Razib has a lengthy synopsis of the recent history of archeogenetics (most of which has happened in my adult lifetime) at Gene Expression to put into context two major new ancient DNA studies in the Journal Nature published this month.
The big headline from these studies is that they provide new ancient DNA confirmation for the increasingly well supported hypothesis that there was an episode of dramatic population genetic change between the first farmer populations of the Neolithic era and modern Europeans, driven by mass migration from the Eurasian steppe, around the time of the early Bronze Age in Europe and almost surely coinciding with a major expansion of the Indo-European languages.

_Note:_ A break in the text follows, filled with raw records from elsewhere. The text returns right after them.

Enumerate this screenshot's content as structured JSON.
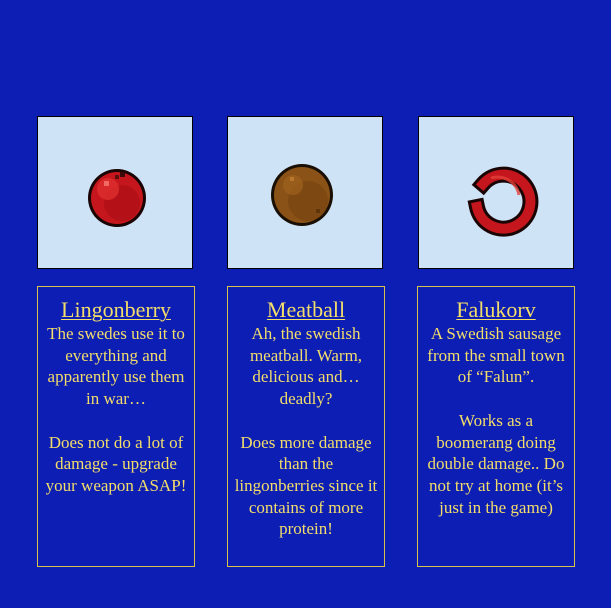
{
  "colors": {
    "background": "#0d1eb4",
    "card_image_bg": "#cfe3f6",
    "text": "#f3de6a",
    "border": "#d9c24a"
  },
  "cards": [
    {
      "title": "Lingonberry",
      "icon": "lingonberry-icon",
      "body": "The swedes use it to everything and apparently use them in war…\n\nDoes not do a lot of damage - upgrade your weapon ASAP!"
    },
    {
      "title": "Meatball",
      "icon": "meatball-icon",
      "body": "Ah, the swedish meatball. Warm, delicious and… deadly?\n\nDoes more damage than the lingonberries since it contains of more protein!"
    },
    {
      "title": "Falukorv",
      "icon": "falukorv-icon",
      "body": "A Swedish sausage from the small town of “Falun”.\n\nWorks as a boomerang doing double damage.. Do not try at home (it’s just in the game)"
    }
  ]
}
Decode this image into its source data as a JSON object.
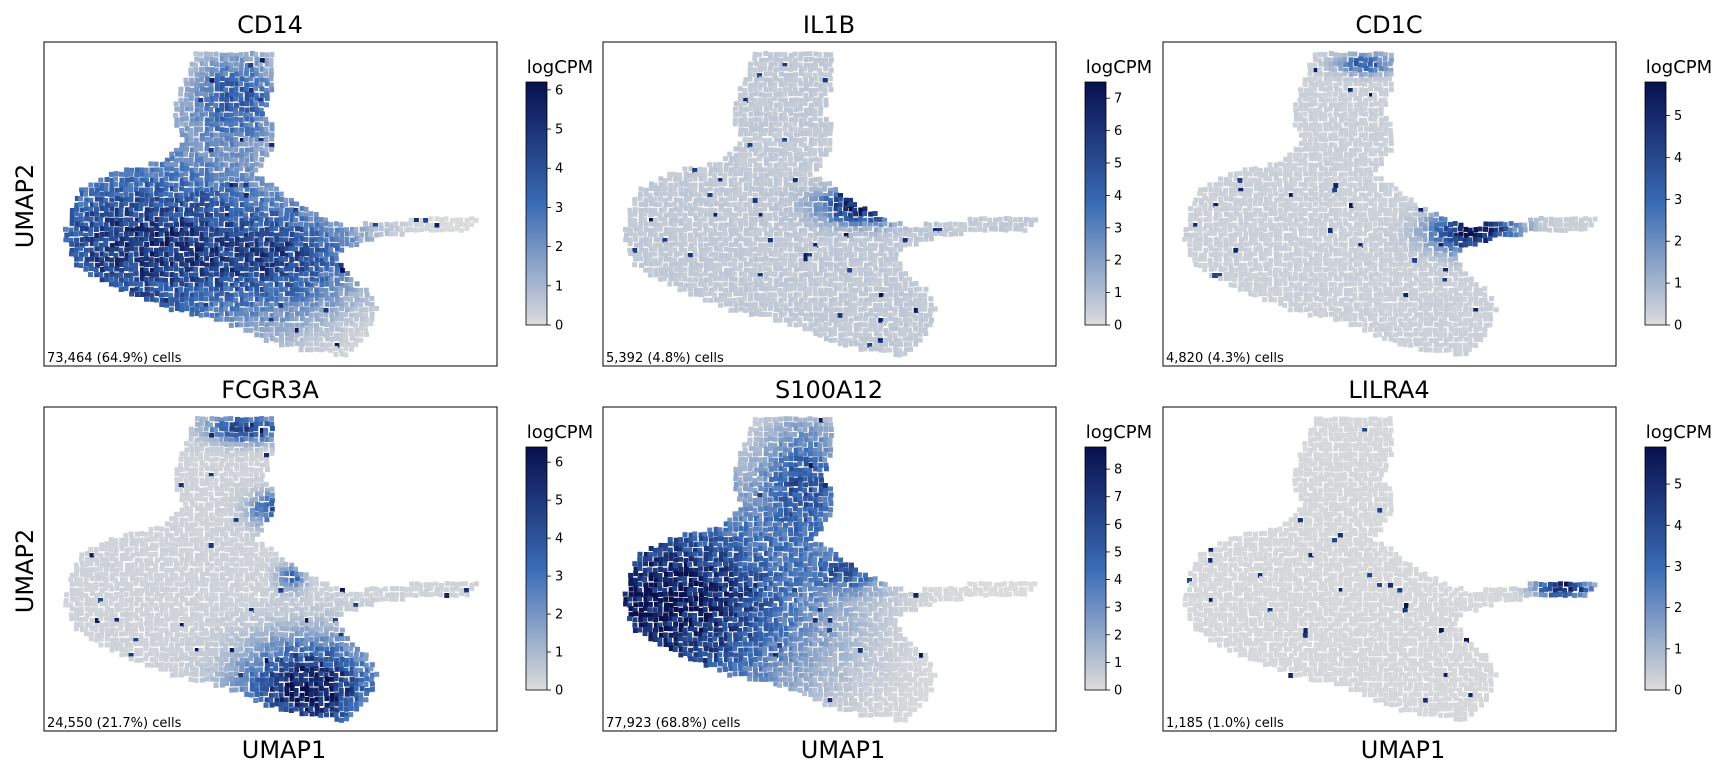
{
  "chart_data": [
    {
      "type": "scatter",
      "title": "CD14",
      "pattern": "cd14",
      "colorbar_label": "logCPM",
      "colorbar_max": 6.2,
      "colorbar_ticks": [
        0,
        1,
        2,
        3,
        4,
        5,
        6
      ],
      "cell_count_label": "73,464 (64.9%) cells"
    },
    {
      "type": "scatter",
      "title": "IL1B",
      "pattern": "il1b",
      "colorbar_label": "logCPM",
      "colorbar_max": 7.5,
      "colorbar_ticks": [
        0,
        1,
        2,
        3,
        4,
        5,
        6,
        7
      ],
      "cell_count_label": "5,392 (4.8%) cells"
    },
    {
      "type": "scatter",
      "title": "CD1C",
      "pattern": "cd1c",
      "colorbar_label": "logCPM",
      "colorbar_max": 5.8,
      "colorbar_ticks": [
        0,
        1,
        2,
        3,
        4,
        5
      ],
      "cell_count_label": "4,820 (4.3%) cells"
    },
    {
      "type": "scatter",
      "title": "FCGR3A",
      "pattern": "fcgr3a",
      "colorbar_label": "logCPM",
      "colorbar_max": 6.4,
      "colorbar_ticks": [
        0,
        1,
        2,
        3,
        4,
        5,
        6
      ],
      "cell_count_label": "24,550 (21.7%) cells"
    },
    {
      "type": "scatter",
      "title": "S100A12",
      "pattern": "s100a12",
      "colorbar_label": "logCPM",
      "colorbar_max": 8.8,
      "colorbar_ticks": [
        0,
        1,
        2,
        3,
        4,
        5,
        6,
        7,
        8
      ],
      "cell_count_label": "77,923 (68.8%) cells"
    },
    {
      "type": "scatter",
      "title": "LILRA4",
      "pattern": "lilra4",
      "colorbar_label": "logCPM",
      "colorbar_max": 5.9,
      "colorbar_ticks": [
        0,
        1,
        2,
        3,
        4,
        5
      ],
      "cell_count_label": "1,185 (1.0%) cells"
    }
  ],
  "axes": {
    "xlabel": "UMAP1",
    "ylabel": "UMAP2"
  },
  "colors": {
    "low": "#dcdcdc",
    "mid": "#3a6bb5",
    "high": "#08104e",
    "background": "#ffffff"
  }
}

One important emphasis of Razib's account is that the phenotype of the modern European's appearance which we think of when we say that someone is racially "white", like the modern European gene pool more generally, did not really stabilize in Europe until the Bronze Age. Northern Europeans prior to Indo-European migration into Europe, for example, may have been blue eyed but dark skinned, while the invaders from the steppe may have had lighter skin and dark eyes. The light skinned phenotype we associate with Europeans today didn't reach fixation until the Bronze Age. People who look like typical Northern Europeans today didn't exist when the Egyptians were building their pyramids.
Critics of some of the recent analysis of these studies suggest that important details of the narrative may be inaccurate, because Y-DNA haplogroup subtypes and evidence of ancient Northern European ancestry in some putative parent populations to European populations that were transformed demographically at this time don't track properly to the simplest of narratives advanced to explain the new ancient DNA result.